Enter the June rains. One Sunday evening after a weekend of walleye whacking with the boys, I arrived home too tired to properly put away all the gear and park the truck back in the barn, where it resides most of the time. Instead I left it out overnight with the windows down - of course during the night there occured one of those glorious one inch thunderless rainstorms that comprised almost every other day of the month!
In the morning the seats and floor of the old pickup were soaked, so into the barn it went. Truck with open windows in a barn with open doors and high hopes that barn floor and truck upholstery would eventually dessicate. Seemed like a good enough plan.
Enter the robins - again.
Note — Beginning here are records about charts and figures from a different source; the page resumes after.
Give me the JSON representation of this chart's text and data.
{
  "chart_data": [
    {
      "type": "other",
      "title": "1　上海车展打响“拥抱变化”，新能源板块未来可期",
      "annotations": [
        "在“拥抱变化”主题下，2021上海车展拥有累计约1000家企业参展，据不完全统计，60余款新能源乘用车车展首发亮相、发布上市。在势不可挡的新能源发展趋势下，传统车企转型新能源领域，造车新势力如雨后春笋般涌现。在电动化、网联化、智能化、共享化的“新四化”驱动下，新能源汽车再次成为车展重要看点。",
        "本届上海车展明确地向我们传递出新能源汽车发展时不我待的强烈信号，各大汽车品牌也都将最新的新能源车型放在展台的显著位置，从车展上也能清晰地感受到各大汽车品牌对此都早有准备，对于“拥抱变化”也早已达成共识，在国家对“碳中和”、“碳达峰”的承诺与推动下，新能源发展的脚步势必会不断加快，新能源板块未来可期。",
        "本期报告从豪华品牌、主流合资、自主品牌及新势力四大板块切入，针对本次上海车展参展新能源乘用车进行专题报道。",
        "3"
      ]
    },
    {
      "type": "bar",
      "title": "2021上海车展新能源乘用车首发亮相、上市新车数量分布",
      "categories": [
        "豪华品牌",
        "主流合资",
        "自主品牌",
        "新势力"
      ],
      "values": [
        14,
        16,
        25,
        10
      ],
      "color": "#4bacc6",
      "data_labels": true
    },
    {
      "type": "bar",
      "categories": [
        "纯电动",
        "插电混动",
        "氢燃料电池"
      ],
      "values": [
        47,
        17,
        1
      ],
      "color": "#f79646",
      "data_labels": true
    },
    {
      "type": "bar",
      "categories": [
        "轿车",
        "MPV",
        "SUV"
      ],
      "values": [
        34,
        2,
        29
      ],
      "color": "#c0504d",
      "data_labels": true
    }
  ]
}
Why fly outside of a cozy barn to take a crap, when there is a ready made perch in the shape of a truck only half the distance away. The pair or the pair and perhaps seventeen of their friends sat on the rolled down window of the drivers side of the truck and shit
inside the vehicle for a week!
Grrrrr!
A couple of weeks after the truck was finally clean and dry, I was out on the evening walkabout with the dogs when a I heard a "splat" to my near right. Before I could look (a stupid reaction) up to see where it came from, another large "splat" hit me right in the bald spot on the top of the head. Now I don't know the internal body temperature of a crow, but I suspect that it's warmer than mine, because there was a noticeable heat to that well placed bomb. Two crows flushed out of the big silver maple that we were passing under. They might have been laughing. Bastards! I had never pondered the consistency of bird turds before having to scrub them out of my truck, but here again I found myself pondering and wiping both the smooth and crunchy aspects out of my hair. Glad I didn't have time to look up.
So a couple of weeks after that, and down at the little landing, Zane flushed a great blue heron out of the cattails and came bounding back with a freshly skewered bullhead. He's a retriever of weird stuff. A bullhead? Come on......
And so maybe it's revenge or maybe I should look up to see if there is a terrific perching branch before leaving the kayak someplace. Or maybe it is good things coming in threes? OK, sure. At least the kayak was turned over.